I’ve been spending a lot of time reading Eric Ries lately.  If you haven’t read The Lean Startup, you should get it and check it out.  Working in early-stage consumer-facing products, this book is as close to a bible as I’ve ever read and it helped me reframe the way I think about business-building.

In product, when you apply development resources towards a course of action, it can take a while to see if your strategic decisions were correct.  Any efforts you can apply up front to validate your hypothesis can help save time and resources. When it comes to new ideas, at K2 we tend to do this in a few ways before we even start the development process.  I like to think of this as lean vetting:

  1. Have a bazillion conversations with everyone you know, in the market and out of it: I never really understood why entrepreneurs bother to keep their ideas under wraps.  It’s one thing to be in stealth mode and not release your idea on the web for everyone to look at before it’s ready.  It’s an entirely different situation to not tell anyone what you’re doing because you’re afraid of someone stealing it.  Your current napkin idea is definitely wrong.  Not in the sense that it won’t succeed,  but if you are successful your final product will be entirely different from your paper idea. Speaking to people who understand the market is helpful for obvious reasons, but speaking to people who know nothing about the industry makes you zero in on the value proposition and simplify what you’re trying to do.  At the end of the day, technology is an enabling layer – the value proposition is the business.  You don’t have to write a single line of code to define a value proposition, so try doing more of it.
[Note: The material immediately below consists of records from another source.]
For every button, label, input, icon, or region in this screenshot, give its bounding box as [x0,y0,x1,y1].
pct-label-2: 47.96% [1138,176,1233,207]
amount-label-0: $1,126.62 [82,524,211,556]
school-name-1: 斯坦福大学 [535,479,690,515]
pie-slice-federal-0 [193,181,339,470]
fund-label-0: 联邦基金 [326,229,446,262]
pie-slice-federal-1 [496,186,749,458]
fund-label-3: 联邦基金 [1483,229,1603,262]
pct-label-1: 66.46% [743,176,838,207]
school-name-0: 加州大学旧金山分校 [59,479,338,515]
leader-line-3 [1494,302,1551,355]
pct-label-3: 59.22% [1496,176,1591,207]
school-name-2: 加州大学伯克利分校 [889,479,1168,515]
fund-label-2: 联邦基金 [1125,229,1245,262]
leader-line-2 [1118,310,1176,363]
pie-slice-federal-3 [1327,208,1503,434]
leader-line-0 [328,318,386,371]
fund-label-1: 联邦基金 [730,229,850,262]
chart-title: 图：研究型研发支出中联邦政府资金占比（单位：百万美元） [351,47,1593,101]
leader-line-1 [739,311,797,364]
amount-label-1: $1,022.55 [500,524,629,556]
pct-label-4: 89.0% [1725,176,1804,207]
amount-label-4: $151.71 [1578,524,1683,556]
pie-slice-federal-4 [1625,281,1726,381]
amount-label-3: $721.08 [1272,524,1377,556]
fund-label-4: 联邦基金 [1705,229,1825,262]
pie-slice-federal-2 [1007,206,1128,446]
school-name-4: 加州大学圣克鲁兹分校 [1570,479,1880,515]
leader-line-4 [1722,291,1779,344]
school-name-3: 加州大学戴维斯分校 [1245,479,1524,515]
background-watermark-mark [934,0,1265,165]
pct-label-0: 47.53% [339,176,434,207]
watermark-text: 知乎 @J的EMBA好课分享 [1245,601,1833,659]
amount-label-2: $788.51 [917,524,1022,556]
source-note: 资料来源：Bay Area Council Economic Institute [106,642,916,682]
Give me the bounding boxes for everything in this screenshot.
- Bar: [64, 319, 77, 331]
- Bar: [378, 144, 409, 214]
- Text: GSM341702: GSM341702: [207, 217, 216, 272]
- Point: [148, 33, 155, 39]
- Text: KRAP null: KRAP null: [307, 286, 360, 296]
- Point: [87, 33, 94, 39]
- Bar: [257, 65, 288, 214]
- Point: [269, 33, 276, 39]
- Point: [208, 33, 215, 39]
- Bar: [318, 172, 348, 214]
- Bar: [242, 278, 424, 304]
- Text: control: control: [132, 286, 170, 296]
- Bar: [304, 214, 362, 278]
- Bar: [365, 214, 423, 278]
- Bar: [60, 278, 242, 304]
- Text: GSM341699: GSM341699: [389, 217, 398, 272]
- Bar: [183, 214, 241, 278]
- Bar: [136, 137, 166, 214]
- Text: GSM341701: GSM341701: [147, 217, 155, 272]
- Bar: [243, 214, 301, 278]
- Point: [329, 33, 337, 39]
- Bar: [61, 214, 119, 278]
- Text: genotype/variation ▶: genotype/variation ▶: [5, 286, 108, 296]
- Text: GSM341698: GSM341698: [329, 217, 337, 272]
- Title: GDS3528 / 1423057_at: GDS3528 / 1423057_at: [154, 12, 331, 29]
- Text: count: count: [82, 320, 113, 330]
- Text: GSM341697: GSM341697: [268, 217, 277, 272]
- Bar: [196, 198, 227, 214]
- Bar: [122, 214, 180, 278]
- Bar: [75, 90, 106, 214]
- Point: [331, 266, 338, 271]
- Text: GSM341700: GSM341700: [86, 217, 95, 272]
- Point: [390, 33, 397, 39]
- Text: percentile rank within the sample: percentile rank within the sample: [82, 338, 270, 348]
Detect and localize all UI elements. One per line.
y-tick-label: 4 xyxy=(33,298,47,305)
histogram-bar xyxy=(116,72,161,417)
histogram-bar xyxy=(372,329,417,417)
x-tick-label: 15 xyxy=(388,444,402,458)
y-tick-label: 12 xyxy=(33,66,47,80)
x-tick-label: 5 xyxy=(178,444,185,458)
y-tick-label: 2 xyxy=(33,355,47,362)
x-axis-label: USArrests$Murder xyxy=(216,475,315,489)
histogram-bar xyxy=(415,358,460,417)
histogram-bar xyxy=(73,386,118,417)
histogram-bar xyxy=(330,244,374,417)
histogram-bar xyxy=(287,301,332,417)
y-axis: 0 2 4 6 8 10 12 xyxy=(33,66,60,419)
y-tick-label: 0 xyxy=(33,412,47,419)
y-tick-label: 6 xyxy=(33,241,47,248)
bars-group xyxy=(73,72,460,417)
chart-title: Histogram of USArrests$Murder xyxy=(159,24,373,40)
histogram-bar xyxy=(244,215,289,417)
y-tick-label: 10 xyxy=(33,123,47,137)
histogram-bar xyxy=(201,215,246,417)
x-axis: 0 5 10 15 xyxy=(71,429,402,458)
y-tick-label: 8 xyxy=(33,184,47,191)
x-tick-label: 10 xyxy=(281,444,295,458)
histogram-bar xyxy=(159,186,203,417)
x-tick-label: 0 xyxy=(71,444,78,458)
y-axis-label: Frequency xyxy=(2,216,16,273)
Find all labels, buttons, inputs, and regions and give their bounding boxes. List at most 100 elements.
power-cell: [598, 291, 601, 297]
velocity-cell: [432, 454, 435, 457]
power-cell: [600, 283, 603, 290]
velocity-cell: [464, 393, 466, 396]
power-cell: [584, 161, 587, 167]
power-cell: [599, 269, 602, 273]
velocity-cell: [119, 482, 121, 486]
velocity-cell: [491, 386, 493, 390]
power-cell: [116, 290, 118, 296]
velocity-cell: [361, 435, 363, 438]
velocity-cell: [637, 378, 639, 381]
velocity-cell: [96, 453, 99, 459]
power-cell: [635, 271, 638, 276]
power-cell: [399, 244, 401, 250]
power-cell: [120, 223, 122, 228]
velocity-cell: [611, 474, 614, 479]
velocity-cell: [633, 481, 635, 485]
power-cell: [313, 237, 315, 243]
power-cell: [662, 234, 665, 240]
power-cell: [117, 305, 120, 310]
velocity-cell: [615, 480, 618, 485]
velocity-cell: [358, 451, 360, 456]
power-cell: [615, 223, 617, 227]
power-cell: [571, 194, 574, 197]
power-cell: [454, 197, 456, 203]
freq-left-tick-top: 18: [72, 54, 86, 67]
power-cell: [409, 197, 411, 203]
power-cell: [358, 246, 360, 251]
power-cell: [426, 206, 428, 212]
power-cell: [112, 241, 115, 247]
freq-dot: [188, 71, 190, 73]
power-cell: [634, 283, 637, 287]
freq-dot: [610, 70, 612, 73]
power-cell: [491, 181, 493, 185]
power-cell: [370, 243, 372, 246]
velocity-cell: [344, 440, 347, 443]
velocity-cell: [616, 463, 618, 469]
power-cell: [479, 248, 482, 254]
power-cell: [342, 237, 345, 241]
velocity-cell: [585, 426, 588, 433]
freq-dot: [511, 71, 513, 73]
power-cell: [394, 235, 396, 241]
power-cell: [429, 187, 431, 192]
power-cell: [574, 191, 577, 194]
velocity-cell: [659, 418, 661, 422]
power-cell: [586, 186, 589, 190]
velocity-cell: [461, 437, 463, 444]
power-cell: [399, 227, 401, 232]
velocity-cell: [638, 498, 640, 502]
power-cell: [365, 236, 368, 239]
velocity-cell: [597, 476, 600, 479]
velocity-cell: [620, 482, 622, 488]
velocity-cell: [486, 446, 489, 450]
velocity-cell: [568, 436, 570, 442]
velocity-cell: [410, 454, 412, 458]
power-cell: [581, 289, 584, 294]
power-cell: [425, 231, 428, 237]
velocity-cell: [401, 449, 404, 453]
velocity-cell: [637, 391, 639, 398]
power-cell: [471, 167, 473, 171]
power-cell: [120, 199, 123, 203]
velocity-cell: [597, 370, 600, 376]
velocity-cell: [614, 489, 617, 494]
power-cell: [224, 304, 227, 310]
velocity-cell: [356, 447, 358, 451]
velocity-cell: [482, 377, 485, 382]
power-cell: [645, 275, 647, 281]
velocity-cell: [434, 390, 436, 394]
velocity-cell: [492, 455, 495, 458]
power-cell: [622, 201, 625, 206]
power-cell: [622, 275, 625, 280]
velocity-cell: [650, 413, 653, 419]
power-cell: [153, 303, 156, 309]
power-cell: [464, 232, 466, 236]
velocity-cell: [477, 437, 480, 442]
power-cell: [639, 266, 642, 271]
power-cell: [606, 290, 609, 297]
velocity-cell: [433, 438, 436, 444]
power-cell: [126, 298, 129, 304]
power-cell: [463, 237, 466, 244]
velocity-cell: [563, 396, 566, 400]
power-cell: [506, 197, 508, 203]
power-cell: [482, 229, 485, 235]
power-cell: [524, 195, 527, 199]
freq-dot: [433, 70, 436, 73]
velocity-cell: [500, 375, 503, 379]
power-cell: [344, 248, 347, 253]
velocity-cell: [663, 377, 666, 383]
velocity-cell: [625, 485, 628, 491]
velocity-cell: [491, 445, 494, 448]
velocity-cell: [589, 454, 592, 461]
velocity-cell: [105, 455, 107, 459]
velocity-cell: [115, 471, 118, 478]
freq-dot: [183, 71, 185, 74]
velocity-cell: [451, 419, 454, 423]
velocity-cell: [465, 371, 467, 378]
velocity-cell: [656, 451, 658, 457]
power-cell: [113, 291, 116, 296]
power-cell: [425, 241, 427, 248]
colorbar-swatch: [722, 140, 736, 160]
  2. Try selling it:  This doesn’t work for every idea,  but we’ve used variable ad copy and test landing pages to try out different value propositions and it’s given us interesting feedback.  For a few hundred bucks this is a simple test to do.  It may not net you any insights, but you may be shocked by what you find out.  Use your CTR, reach and conversions as a data point in your decision making.  Make sure to isolate your variables to ensure that you know what you’re testing.  For enterprise, sell to your b2b customers before you build.
  3. Take your thinking to its logical conclusion: At the end of the day, most successful companies must exit. Understand the three or four publicly traded companies that you look something like, or that you would be accretive to, and think about what has to happen for you to get there.  Again, you’re not going to get a ‘go / no go’ decision from this exercise, but this step is so valuable and too few entrepreneurs ever get past their first milestone goal of getting active users.
  4. Avoid fair fights: Everyone has a core set of assets: be it experience, a team, relationships, ability, understanding of a market, etc.   Try to figure out which of your ideas you are better suited than 99% of people to execute on and why.  Of note, building businesses that are completely dependent on big business development deals are super risky.  If your competitive advantage is a distribution deal, you  should heavily discount it.
  5. Don’t time the market: Market timing seems to have so much to do with success, but it’s also like the weather – impossible to control.  Try not to build businesses because they are what everyone is investing in.  When everyone tics, you should probably tac, or at least move in isolation to the market trends.  So much can change so quickly and you cannot control macro forces.  If you take any market timing into account, try to think about where your customers will be in three years and build for them,  otherwise you’re wasting your energy.